Nel caso di specie, la Fondazione PARSEC è un ente partecipato dal Comune di Prato, attivo da oltre 50 anni nel settore degli studi geologici il quale, nonostante l’elevata specializzazione, non avrebbe potuto partecipare alle gare pubbliche per l’affidamento, ad esempio, delle attività di monitoraggio e di rilevamento sismico, privando le stazioni appaltanti della possibilità di avvalersi della professionalità della Fondazione.
Tale divieto è stato ritenuto dalla Corte di Giustizia incompatibile con la disciplina pro concorrenziale della “direttiva appalti” 2014/24/UE ed in particolare con il 14° considerando e con gli articoli 19 e 80 di essa.
Le argomentazioni della Corte non hanno bisogno di ulteriori spiegazioni:
“il diritto nazionale non può vietare ad una fondazione senza scopo di lucro, che è abilitata ad offrire taluni servizi sul mercato nazionale, di partecipare a procedure di aggiudicazione di appalti pubblici aventi ad oggetto la prestazione degli stessi servizi.
Questa interpretazione non può essere rimessa in discussione per il motivo, evocato dal giudice del rinvio nella domanda di pronuncia pregiudiziale e ripreso dal governo italiano nelle sue osservazioni scritte, secondo cui la definizione restrittiva della nozione di «operatore economico» di cui all’articolo 46 del codice dei contratti pubblici nel contesto di servizi connessi all’architettura e all’ingegneria sarebbe giustificata dall’elevata professionalità richiesta per garantire la qualità di tali servizi nonché da un’asserita presunzione secondo cui i soggetti che erogano tali servizi in via continuativa, a titolo professionale e remunerato, siano maggiormente affidabili per la continuità della pratica e dell’aggiornamento professionale. (…)

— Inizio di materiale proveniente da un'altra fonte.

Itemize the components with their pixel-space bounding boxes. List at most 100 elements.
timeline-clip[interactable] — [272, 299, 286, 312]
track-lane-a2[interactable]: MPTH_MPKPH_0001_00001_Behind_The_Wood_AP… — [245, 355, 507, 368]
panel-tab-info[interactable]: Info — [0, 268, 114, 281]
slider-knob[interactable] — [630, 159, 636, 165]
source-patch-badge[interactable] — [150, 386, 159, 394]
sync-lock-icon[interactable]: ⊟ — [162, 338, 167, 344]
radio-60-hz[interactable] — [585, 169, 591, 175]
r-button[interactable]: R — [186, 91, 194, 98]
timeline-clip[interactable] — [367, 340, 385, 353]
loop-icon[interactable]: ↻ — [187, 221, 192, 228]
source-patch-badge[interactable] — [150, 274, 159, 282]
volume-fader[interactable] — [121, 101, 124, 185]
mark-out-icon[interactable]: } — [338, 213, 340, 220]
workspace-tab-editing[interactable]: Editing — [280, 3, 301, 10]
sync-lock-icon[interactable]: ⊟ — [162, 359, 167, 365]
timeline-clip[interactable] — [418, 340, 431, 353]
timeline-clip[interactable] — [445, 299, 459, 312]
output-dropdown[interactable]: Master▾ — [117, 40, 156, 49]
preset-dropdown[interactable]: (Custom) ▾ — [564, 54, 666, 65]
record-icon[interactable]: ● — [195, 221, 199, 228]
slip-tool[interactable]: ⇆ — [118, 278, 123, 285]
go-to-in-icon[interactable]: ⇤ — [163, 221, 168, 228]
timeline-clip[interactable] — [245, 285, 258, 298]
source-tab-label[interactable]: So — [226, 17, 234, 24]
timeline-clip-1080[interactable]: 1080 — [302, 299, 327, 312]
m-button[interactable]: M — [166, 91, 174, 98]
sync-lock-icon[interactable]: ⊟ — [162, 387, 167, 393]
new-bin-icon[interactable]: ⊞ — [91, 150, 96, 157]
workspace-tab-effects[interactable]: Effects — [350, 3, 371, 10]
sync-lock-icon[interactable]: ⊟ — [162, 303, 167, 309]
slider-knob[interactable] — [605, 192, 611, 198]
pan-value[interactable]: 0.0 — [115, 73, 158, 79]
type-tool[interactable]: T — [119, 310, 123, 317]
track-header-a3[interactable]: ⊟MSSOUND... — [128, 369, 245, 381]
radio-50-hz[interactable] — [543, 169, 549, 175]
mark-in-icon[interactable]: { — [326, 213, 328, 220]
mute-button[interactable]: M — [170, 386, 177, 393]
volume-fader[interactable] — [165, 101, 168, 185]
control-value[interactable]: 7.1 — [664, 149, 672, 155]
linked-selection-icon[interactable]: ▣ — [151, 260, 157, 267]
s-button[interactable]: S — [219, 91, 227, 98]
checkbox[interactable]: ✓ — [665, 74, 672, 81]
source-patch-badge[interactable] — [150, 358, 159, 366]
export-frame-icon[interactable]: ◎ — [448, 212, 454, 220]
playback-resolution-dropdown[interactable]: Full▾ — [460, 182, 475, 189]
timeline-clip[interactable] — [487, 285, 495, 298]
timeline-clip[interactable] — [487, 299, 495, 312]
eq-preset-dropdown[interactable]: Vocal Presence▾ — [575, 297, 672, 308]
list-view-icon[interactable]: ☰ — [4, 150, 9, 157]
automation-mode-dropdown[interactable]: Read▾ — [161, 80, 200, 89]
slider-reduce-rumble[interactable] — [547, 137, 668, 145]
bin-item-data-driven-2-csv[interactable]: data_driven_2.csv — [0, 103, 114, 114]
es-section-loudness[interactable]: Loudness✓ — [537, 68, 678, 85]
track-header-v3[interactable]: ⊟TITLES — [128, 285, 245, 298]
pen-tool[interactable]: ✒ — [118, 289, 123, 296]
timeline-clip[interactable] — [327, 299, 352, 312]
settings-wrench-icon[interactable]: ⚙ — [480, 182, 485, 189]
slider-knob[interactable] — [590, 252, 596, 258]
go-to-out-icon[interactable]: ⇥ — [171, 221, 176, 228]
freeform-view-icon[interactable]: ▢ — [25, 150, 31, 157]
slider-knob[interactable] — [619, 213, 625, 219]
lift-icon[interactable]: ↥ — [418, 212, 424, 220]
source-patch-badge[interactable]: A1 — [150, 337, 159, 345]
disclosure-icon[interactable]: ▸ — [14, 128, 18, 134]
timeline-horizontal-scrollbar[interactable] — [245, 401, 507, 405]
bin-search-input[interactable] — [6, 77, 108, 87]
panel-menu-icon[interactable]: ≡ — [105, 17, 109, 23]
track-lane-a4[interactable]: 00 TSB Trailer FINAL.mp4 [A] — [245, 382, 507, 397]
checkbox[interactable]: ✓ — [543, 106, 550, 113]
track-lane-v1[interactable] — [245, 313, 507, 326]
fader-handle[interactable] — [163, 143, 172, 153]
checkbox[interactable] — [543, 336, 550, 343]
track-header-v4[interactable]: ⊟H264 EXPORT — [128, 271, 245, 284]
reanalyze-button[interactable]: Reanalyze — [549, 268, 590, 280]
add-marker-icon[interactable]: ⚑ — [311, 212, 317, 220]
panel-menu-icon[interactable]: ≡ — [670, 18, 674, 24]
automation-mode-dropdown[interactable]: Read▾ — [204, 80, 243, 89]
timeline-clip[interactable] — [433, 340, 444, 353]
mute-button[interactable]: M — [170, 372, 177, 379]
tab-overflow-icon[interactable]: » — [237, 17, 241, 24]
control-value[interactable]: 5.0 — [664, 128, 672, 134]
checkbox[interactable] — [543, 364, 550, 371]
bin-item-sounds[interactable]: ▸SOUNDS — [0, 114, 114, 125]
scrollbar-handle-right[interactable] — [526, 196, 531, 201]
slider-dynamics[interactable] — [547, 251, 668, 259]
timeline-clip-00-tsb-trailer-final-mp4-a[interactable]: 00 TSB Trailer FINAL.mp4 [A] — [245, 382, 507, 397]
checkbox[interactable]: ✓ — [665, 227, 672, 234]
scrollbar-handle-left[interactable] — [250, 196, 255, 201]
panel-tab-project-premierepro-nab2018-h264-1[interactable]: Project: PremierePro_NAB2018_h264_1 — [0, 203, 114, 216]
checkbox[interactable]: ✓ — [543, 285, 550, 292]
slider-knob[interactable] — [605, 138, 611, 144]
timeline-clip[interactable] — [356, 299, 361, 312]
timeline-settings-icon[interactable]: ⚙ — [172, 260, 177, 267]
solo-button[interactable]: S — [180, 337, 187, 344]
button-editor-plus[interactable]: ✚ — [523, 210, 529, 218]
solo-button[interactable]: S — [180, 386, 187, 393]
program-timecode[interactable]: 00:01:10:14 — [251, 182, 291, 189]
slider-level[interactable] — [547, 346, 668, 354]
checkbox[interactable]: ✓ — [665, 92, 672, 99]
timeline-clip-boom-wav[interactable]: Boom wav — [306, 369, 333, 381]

Per quanto riguarda la «presunzione» secondo cui i soggetti che erogano servizi connessi all’architettura e all’ingegneria in via continuativa, a titolo professionale e remunerato, siano maggiormente affidabili per la continuità della pratica e dell’aggiornamento professionale, è sufficiente rilevare che una simile presunzione non può essere accolta nel diritto dell’Unione, essendo quest’ultima incompatibile con la giurisprudenza della Corte, esposta al punto 20 della presente sentenza, dalla quale deriva che, qualora un ente sia abilitato in forza del diritto nazionale a offrire sul mercato servizi di ingegneria e di architettura nello Stato membro interessato, esso non può vedersi negato il diritto di partecipare a una procedura di aggiudicazione di un appalto pubblico avente ad oggetto la prestazione degli stessi servizi.”
In altre parole ed in conclusione, quando un operatore economico è titolare dei requisiti oggettivi richiesti da un determinato bando di gara (capacita tecnica, professionale ed economico/finanziaria), non può essergli impedita la partecipazione ad una procedura di appalto soltanto perché tale operatore mancherebbe di una determinata “veste giuridica” di carattere formale.
La nozione di operatore economico non può dunque trovare ingiustificati limiti “soggettivi” all’interno degli ordinamenti nazionali, pena l’illegittimità di essa per contrasto con le fonti comunitarie sovraordinate prima tra tutte la direttiva 2014/24/UE.
Dopo aver già chiarito tale principio di liberalizzazione riguardo alla nozione generale di operatore economico (sentenza Conisma 23.12.2009 Causa C-305/08), oggi la Corte di Giustizia l’ha dunque ribadito con riferimento al settore particolare degli appalti di servizi tecnici (sentenza Fondazione PARSEC 11.06.2020 Causa C-2019/19).
Si precisa che siccome le sentenze della Corte di Giustizia sono self excecutive, ossia hanno efficacia diretta ed immediata negli ordinamenti interni al pari delle Direttive e dei Regolamenti, esse prevalgono sulle norme nazionali difformi. Quindi sino dall’immediato i giudici, le amministrazioni e le stazioni appaltanti sono tenute ad applicare erga omnes i principi espressi dalla sentenza dell’11 giugno 2020.